The stock has cratered since that announcement because it’s unlikely that there will be anything left for equity holders in a bankruptcy scenario. Looking back at it in hindsight I don’t think I made an error in betting on this merger, but the unfortunate reality is that there is always a small possibility of a deal failing for some unexpected reason. As long as you size your positions accordingly it shouldn’t be a problem, although it’s of course never going to be nice…


Long Willbros Group (since the cash payment hasn’t been received yet by my broker)

Tejoori liquidation finally finished

Last year Tejoori announced that it would liquidate. With the stock trading around $0.50/share while I estimated a NAV/share around $0.62/share I thought it was a good bet. In the end that estimate proved a tiny bit too optimistic since I got paid $0.59892/share, but I guess an unfavorable currency exchange rate is partly to blame. The liquidation distribution was paid in United Arab Emirates Dirham, and I have seen other shareholders reporting receiving a slightly higher payout in US dollars. But I’m happy to have gotten my money…

Because the company cancelled their electronic trading facility before making the liquidation distribution receiving the liquidation payout was a bit of a messy process.

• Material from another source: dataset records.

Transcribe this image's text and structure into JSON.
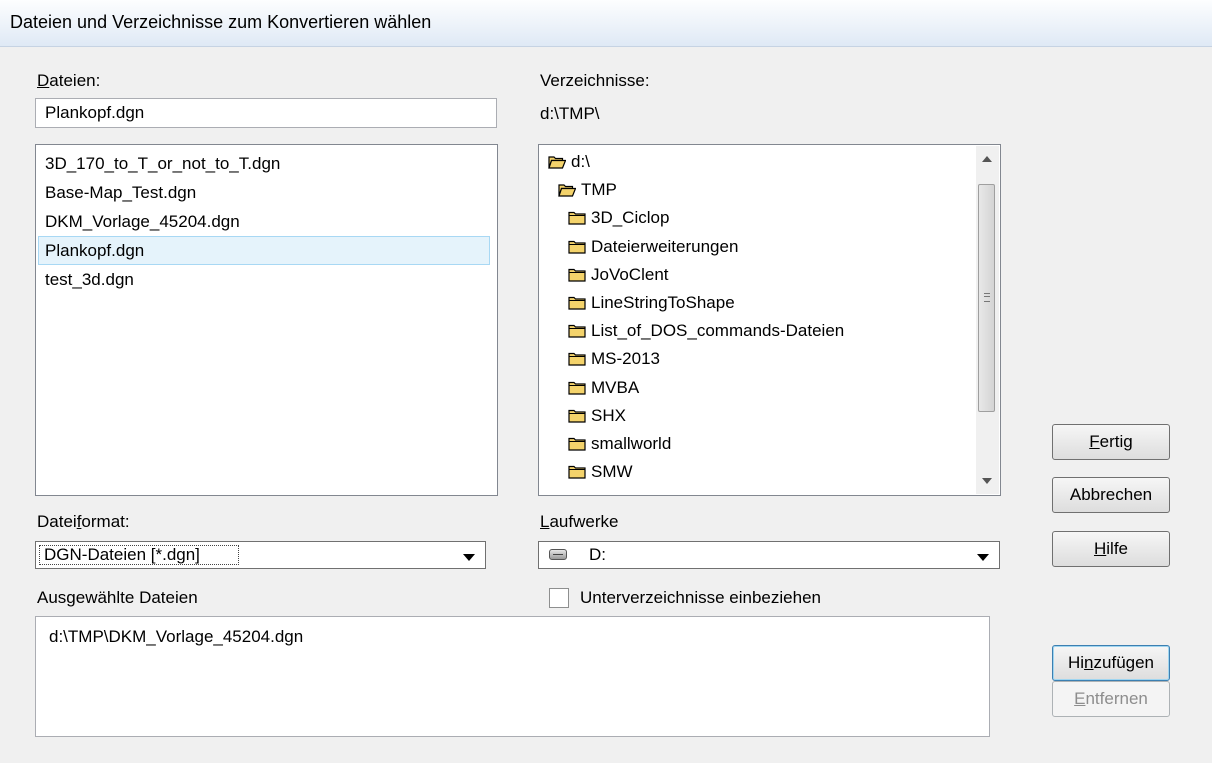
{
  "window": {
    "title": "Dateien und Verzeichnisse zum Konvertieren wählen"
  },
  "files": {
    "label_u": "D",
    "label_rest": "ateien:",
    "input_value": "Plankopf.dgn",
    "items": [
      "3D_170_to_T_or_not_to_T.dgn",
      "Base-Map_Test.dgn",
      "DKM_Vorlage_45204.dgn",
      "Plankopf.dgn",
      "test_3d.dgn"
    ],
    "selected_index": 3
  },
  "dirs": {
    "label": "Verzeichnisse:",
    "current_path": "d:\\TMP\\",
    "tree": [
      {
        "name": "d:\\",
        "icon": "folder-open-icon",
        "level": 0
      },
      {
        "name": "TMP",
        "icon": "folder-open-icon",
        "level": 1
      },
      {
        "name": "3D_Ciclop",
        "icon": "folder-icon",
        "level": 2
      },
      {
        "name": "Dateierweiterungen",
        "icon": "folder-icon",
        "level": 2
      },
      {
        "name": "JoVoClent",
        "icon": "folder-icon",
        "level": 2
      },
      {
        "name": "LineStringToShape",
        "icon": "folder-icon",
        "level": 2
      },
      {
        "name": "List_of_DOS_commands-Dateien",
        "icon": "folder-icon",
        "level": 2
      },
      {
        "name": "MS-2013",
        "icon": "folder-icon",
        "level": 2
      },
      {
        "name": "MVBA",
        "icon": "folder-icon",
        "level": 2
      },
      {
        "name": "SHX",
        "icon": "folder-icon",
        "level": 2
      },
      {
        "name": "smallworld",
        "icon": "folder-icon",
        "level": 2
      },
      {
        "name": "SMW",
        "icon": "folder-icon",
        "level": 2
      }
    ]
  },
  "format": {
    "label_a": "Datei",
    "label_u": "f",
    "label_b": "ormat:",
    "value": "DGN-Dateien [*.dgn]"
  },
  "drives": {
    "label_u": "L",
    "label_rest": "aufwerke",
    "value": "D:"
  },
  "selected_files": {
    "label": "Ausgewählte Dateien",
    "items": [
      "d:\\TMP\\DKM_Vorlage_45204.dgn"
    ]
  },
  "subdirs_checkbox": {
    "label": "Unterverzeichnisse einbeziehen",
    "checked": false
  },
  "buttons": {
    "fertig_u": "F",
    "fertig_rest": "ertig",
    "abbrechen": "Abbrechen",
    "hilfe_u": "H",
    "hilfe_rest": "ilfe",
    "hinzu_a": "Hi",
    "hinzu_u": "n",
    "hinzu_b": "zufügen",
    "entfernen_u": "E",
    "entfernen_rest": "ntfernen"
  },
  "colors": {
    "selection": "#e5f3fb",
    "folder": "#f4d36b"
  }
}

The depository that my broker used to keep my shares had to communicate with the liquidators in the British Virgin Islands to make sure that the money got transferred manually from Abu Dhabi to their bank account. Since that’s probably a very exceptional thing to happen, I can see how that can go wrong somewhere along the lines if someone, somewhere doesn’t fill-in the right paperwork. I like deals like this where you can’t be totally sure that everything will work out because of the paperwork, although in this case it sucked that you couldn’t do anything about that yourself. But it’s a risk that is totally uncorrelated with the market, and although at some point I will probably participate in something that will not workout, I think that as long as you get paid a big spread the overall end-result will be more than satisfactory. This one certainly was!